Profit Maximization: Institutes often pack hundreds of students into limited areas within mixed-use buildings, prioritizing capacity over safety.
Regulatory Loopholes and Fragmented Oversight: Centres exploit Master Plan for Delhi (MPD) mixed-use provisions meant for smaller tuition setups. Many lack mandatory fire NOCs or other clearances. Oversight split among MCD, Delhi Fire Service (DFS), and other bodies has historically allowed lax enforcement and code violations.
These factors have repeatedly turned study spaces into hazards.
A string of deadly incidents has exposed the deadly consequences of neglect:
Lucknow Coaching Fire (June 22, 2026): At least 14–15 students (mostly 16–18 years old) died in a fire at a commercial building in Aliganj housing an animation coaching centre and library.

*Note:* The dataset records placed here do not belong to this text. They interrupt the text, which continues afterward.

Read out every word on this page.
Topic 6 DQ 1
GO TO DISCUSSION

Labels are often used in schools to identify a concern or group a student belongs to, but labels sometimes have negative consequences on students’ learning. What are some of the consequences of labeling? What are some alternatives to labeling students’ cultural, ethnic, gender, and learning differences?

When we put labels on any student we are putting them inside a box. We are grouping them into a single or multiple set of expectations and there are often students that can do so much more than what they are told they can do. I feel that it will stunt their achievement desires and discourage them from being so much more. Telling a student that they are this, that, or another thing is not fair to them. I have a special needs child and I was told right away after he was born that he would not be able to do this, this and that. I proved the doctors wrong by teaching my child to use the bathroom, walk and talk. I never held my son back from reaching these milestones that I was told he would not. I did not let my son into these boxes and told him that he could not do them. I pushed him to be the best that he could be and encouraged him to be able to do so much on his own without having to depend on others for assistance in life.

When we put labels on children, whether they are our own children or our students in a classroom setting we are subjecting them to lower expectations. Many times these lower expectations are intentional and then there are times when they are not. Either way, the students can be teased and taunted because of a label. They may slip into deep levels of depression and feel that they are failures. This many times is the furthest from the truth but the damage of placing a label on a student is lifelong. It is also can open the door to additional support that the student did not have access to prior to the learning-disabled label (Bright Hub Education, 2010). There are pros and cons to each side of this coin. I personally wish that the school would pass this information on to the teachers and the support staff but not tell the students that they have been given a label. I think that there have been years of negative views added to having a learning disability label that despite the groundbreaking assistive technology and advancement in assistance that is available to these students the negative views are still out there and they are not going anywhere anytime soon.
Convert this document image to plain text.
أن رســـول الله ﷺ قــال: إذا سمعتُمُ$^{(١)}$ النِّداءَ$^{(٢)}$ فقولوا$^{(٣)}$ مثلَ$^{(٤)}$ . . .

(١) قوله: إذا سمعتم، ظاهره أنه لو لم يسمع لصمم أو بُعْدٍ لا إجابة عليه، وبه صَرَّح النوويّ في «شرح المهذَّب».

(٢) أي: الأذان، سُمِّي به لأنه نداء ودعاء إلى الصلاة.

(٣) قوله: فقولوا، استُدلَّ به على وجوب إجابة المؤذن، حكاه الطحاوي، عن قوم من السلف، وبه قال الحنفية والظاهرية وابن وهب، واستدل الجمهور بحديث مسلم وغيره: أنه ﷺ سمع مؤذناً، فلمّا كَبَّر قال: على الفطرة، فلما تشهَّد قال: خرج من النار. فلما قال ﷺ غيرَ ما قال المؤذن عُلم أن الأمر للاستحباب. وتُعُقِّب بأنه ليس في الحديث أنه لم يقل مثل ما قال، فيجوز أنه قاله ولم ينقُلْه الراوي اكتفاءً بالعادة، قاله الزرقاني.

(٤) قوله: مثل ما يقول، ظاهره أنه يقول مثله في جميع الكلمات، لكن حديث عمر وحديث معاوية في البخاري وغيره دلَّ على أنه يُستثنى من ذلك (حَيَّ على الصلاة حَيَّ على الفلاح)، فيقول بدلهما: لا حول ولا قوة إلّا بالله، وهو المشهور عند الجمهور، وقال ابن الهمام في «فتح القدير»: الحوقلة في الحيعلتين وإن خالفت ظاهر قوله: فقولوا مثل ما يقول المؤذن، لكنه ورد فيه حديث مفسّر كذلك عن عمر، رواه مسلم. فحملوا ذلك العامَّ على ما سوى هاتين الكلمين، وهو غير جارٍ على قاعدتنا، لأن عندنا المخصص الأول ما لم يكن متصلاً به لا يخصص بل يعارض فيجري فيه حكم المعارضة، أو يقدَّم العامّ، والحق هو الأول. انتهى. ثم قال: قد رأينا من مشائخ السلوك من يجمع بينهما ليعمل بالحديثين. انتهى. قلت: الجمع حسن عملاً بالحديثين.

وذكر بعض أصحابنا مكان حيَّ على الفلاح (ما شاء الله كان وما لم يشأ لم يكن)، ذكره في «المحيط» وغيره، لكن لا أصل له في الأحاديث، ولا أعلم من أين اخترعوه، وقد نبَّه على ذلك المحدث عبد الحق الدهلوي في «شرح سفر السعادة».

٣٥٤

Inadequate exits and smoke-filled staircases trapped victims; many jumped from windows in desperation. The multi-use structure amplified the risks.
Delhi Hotel Fire (June 3, 2026): At least 21 people, including foreign nationals, were killed in a blaze at Flourish Stay, a bed-and-breakfast in a crowded South Delhi neighbourhood. Narrow stairways, blocked exits, faulty wiring, and poor enforcement in converted buildings turned the structure into a death trap. The blaze started in the basement. When power was cut (or failed), electronic/key-card door locks and gate controls stopped working, trapping guests inside rooms. Additional issues included safety violations, locked basements, and inadequate emergency exits.

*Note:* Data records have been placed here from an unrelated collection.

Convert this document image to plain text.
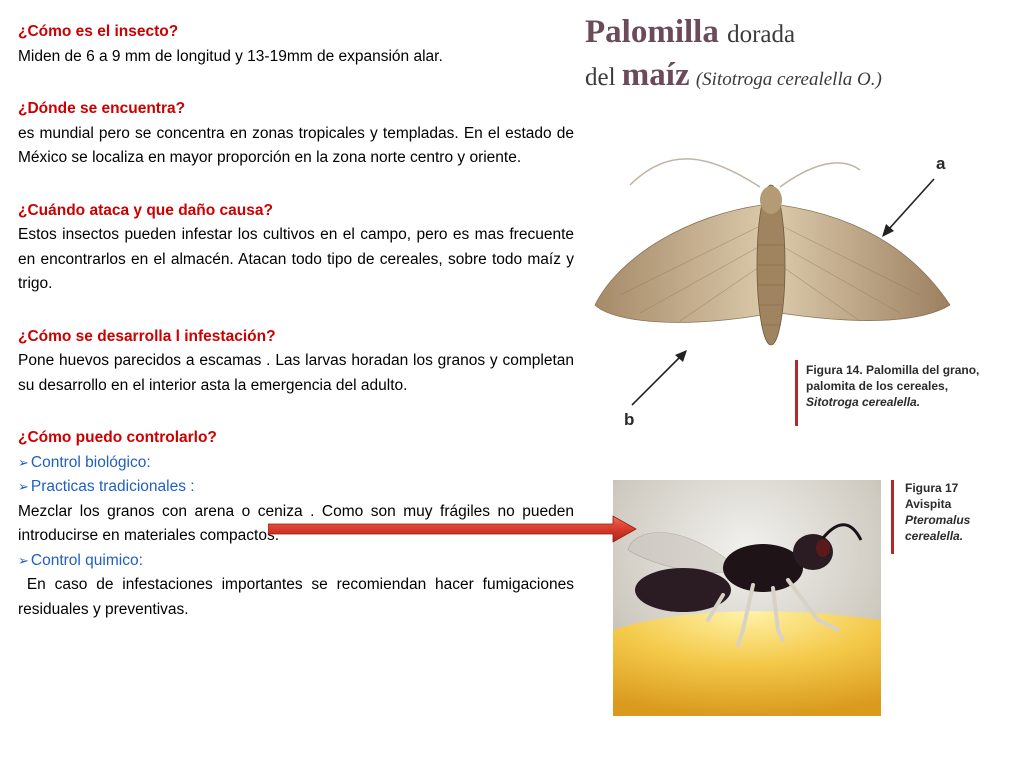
¿Cómo es el insecto?

Miden de 6 a 9 mm de longitud y 13-19mm de expansión alar.

¿Dónde se encuentra?

es mundial pero se concentra en zonas tropicales y templadas. En el estado de México se localiza en mayor proporción en la zona norte centro y oriente.

¿Cuándo ataca y que daño causa?

Estos insectos pueden infestar los cultivos en el campo, pero es mas frecuente en encontrarlos en el almacén. Atacan todo tipo de cereales, sobre todo maíz y trigo.

¿Cómo se desarrolla l infestación?

Pone huevos parecidos a escamas . Las larvas horadan los granos y completan su desarrollo en el interior asta la emergencia del adulto.

¿Cómo puedo controlarlo?

➢ Control biológico:

➢ Practicas tradicionales :

Mezclar los granos con arena o ceniza . Como son muy frágiles no pueden introducirse en materiales compactos.

➢ Control quimico:

En caso de infestaciones importantes se recomiendan hacer fumigaciones residuales y preventivas.

Palomilla dorada
del maíz (Sitotroga cerealella O.)
a
b
Figura 14. Palomilla del grano,
palomita de los cereales,
Sitotroga cerealella.
Figura 17 Avispita
Pteromalus
cerealella.
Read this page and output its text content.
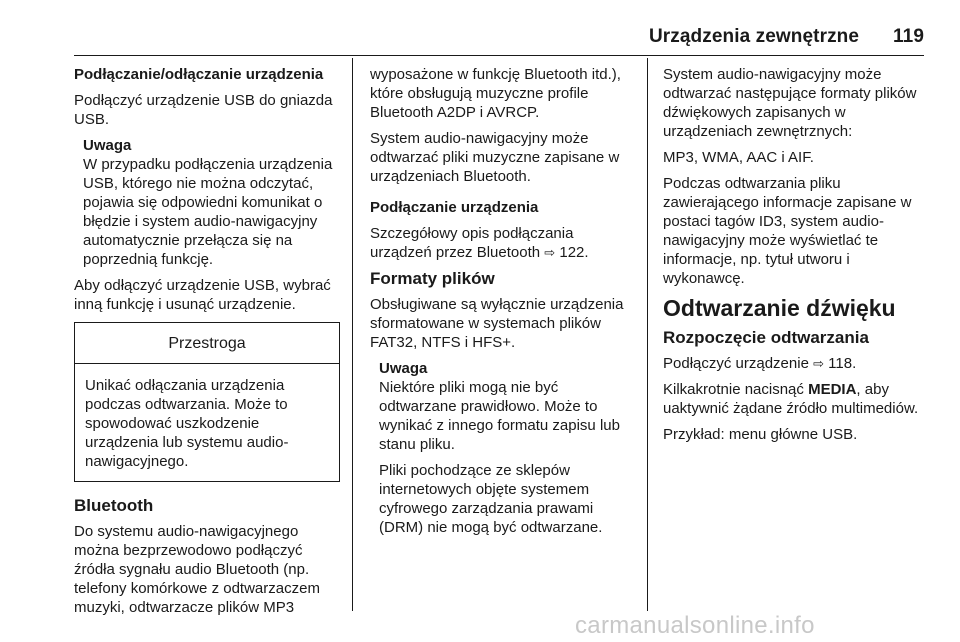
Urządzenia zewnętrzne 119

Podłączanie/odłączanie urządzenia

Podłączyć urządzenie USB do gniazda USB.

Uwaga

W przypadku podłączenia urządzenia USB, którego nie można odczytać, pojawia się odpowiedni komunikat o błędzie i system audio-nawigacyjny automatycznie przełącza się na poprzednią funkcję.

Aby odłączyć urządzenie USB, wybrać inną funkcję i usunąć urządzenie.

Przestroga
Unikać odłączania urządzenia podczas odtwarzania. Może to spowodować uszkodzenie urządzenia lub systemu audio-nawigacyjnego.

Bluetooth

Do systemu audio-nawigacyjnego można bezprzewodowo podłączyć źródła sygnału audio Bluetooth (np. telefony komórkowe z odtwarzaczem muzyki, odtwarzacze plików MP3

wyposażone w funkcję Bluetooth itd.), które obsługują muzyczne profile Bluetooth A2DP i AVRCP.

System audio-nawigacyjny może odtwarzać pliki muzyczne zapisane w urządzeniach Bluetooth.

Podłączanie urządzenia

Szczegółowy opis podłączania urządzeń przez Bluetooth ⇨ 122.

Formaty plików

Obsługiwane są wyłącznie urządzenia sformatowane w systemach plików FAT32, NTFS i HFS+.

Uwaga

Niektóre pliki mogą nie być odtwarzane prawidłowo. Może to wynikać z innego formatu zapisu lub stanu pliku.

Pliki pochodzące ze sklepów internetowych objęte systemem cyfrowego zarządzania prawami (DRM) nie mogą być odtwarzane.

System audio-nawigacyjny może odtwarzać następujące formaty plików dźwiękowych zapisanych w urządzeniach zewnętrznych:

MP3, WMA, AAC i AIF.

Podczas odtwarzania pliku zawierającego informacje zapisane w postaci tagów ID3, system audio-nawigacyjny może wyświetlać te informacje, np. tytuł utworu i wykonawcę.

Odtwarzanie dźwięku

Rozpoczęcie odtwarzania

Podłączyć urządzenie ⇨ 118.

Kilkakrotnie nacisnąć MEDIA, aby uaktywnić żądane źródło multimediów.

Przykład: menu główne USB.

carmanualsonline.info
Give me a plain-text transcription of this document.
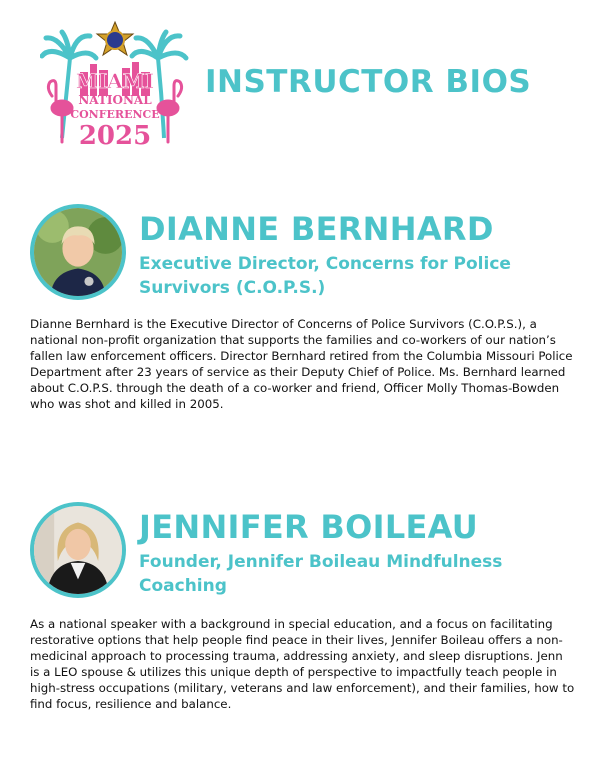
MIAMI
NATIONAL
CONFERENCE
2025
INSTRUCTOR BIOS
DIANNE BERNHARD

Executive Director, Concerns for Police Survivors (C.O.P.S.)

Dianne Bernhard is the Executive Director of Concerns of Police Survivors (C.O.P.S.), a national non-profit organization that supports the families and co-workers of our nation’s fallen law enforcement officers. Director Bernhard retired from the Columbia Missouri Police Department after 23 years of service as their Deputy Chief of Police. Ms. Bernhard learned about C.O.P.S. through the death of a co-worker and friend, Officer Molly Thomas-Bowden who was shot and killed in 2005.

JENNIFER BOILEAU

Founder, Jennifer Boileau Mindfulness Coaching

As a national speaker with a background in special education, and a focus on facilitating restorative options that help people find peace in their lives, Jennifer Boileau offers a non-medicinal approach to processing trauma, addressing anxiety, and sleep disruptions. Jenn is a LEO spouse & utilizes this unique depth of perspective to impactfully teach people in high-stress occupations (military, veterans and law enforcement), and their families, how to find focus, resilience and balance.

Delhi Basement Flooding (July 2024): Three IAS aspirants drowned in the flooded basement library of Rau’s IAS Study Circle in Old Rajinder Nagar after heavy rains overwhelmed the space. Limited emergency access worsened the outcome. Three UPSC aspirants (Shreya Yadav, Tanya Soni, and Navin Dalwin) drowned when heavy rains caused rapid flooding. The basement, approved only for storage/parking, was illegally used as a library. Water entered quickly, trapping students. Power issues and poor drainage/exit design worsened the situation, with delayed rescue.
Similar patterns of cramped conditions, difficult exits, and neglected safety have recurred in other fires and collapses, underscoring systemic failures. Basements in Delhi’s dense urban buildings remain high-risk without enforced manual exits, sump pumps, fire-rated doors, and non-electronic fail-safes. Reliance on electronic systems without backups has literally spelled death in these cases.

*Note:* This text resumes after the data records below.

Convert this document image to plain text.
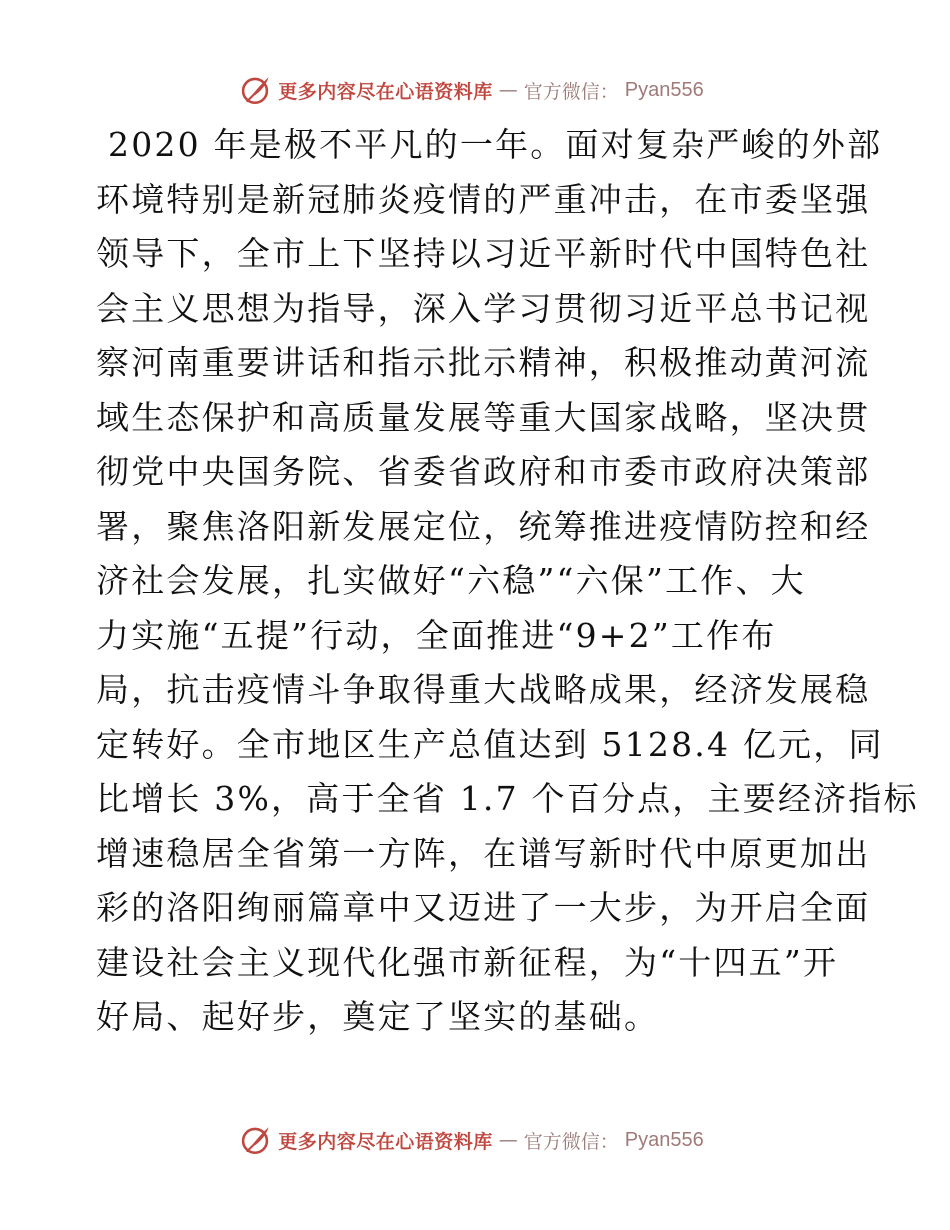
更多内容尽在心语资料库 — 官方微信： Pyan556
2020 年是极不平凡的一年。面对复杂严峻的外部
环境特别是新冠肺炎疫情的严重冲击，在市委坚强
领导下，全市上下坚持以习近平新时代中国特色社
会主义思想为指导，深入学习贯彻习近平总书记视
察河南重要讲话和指示批示精神，积极推动黄河流
域生态保护和高质量发展等重大国家战略，坚决贯
彻党中央国务院、省委省政府和市委市政府决策部
署，聚焦洛阳新发展定位，统筹推进疫情防控和经
济社会发展，扎实做好“六稳”“六保”工作、大
力实施“五提”行动，全面推进“9+2”工作布
局，抗击疫情斗争取得重大战略成果，经济发展稳
定转好。全市地区生产总值达到 5128.4 亿元，同
比增长 3%，高于全省 1.7 个百分点，主要经济指标
增速稳居全省第一方阵，在谱写新时代中原更加出
彩的洛阳绚丽篇章中又迈进了一大步，为开启全面
建设社会主义现代化强市新征程，为“十四五”开
好局、起好步，奠定了坚实的基础。
更多内容尽在心语资料库 — 官方微信： Pyan556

In response, the Delhi government is rolling out decisive steps:
One-Month Deadline: Full compliance with fire audits and safety standards is mandatory.
Citywide Inspections: Coordinated audits targeting all ~924 coaching centres, involving MCD, DFS, and police.
New Legislation: A comprehensive regulatory law, drawing from High Court recommendations, is in the works. It will address student capacity caps, ventilation requirements, mandatory clearances, and stronger ongoing accountability.
Public Participation: Direct reporting channels empower students to flag violations. Here’s where students (or anyone) can flag safety violations in Delhi coaching institutes:
Contact the Directorate of Higher Education (DHE), the nodal agency for coaching centre regulations.
Email: dtehedu@gmail.com or dirhiedu@nic.in
Phone: +91-11-27313035 / 20871224 (Director)
You can also tag/message the Education Minister or CM’s office on X (Twitter) or official handles for quicker visibility.
Delhi’s coaching industry has long driven aspirational mobility but at a growing cost to safety. CM Gupta’s ultimatum marks a critical pivot: commercial viability must no longer override student lives. Operators now face a clear choice between two routes: invest in compliant, safer infrastructure or cease operations.
As inspections intensify and the new legal framework takes shape, the coming months will test enforcement resolve. For the lakhs of students navigating India’s toughest exams, these reforms aim to ensure their pursuit of success no longer occurs in the shadow of preventable tragedy.
Just like the Delhi CM points out, “No compromise with the safety of our children.”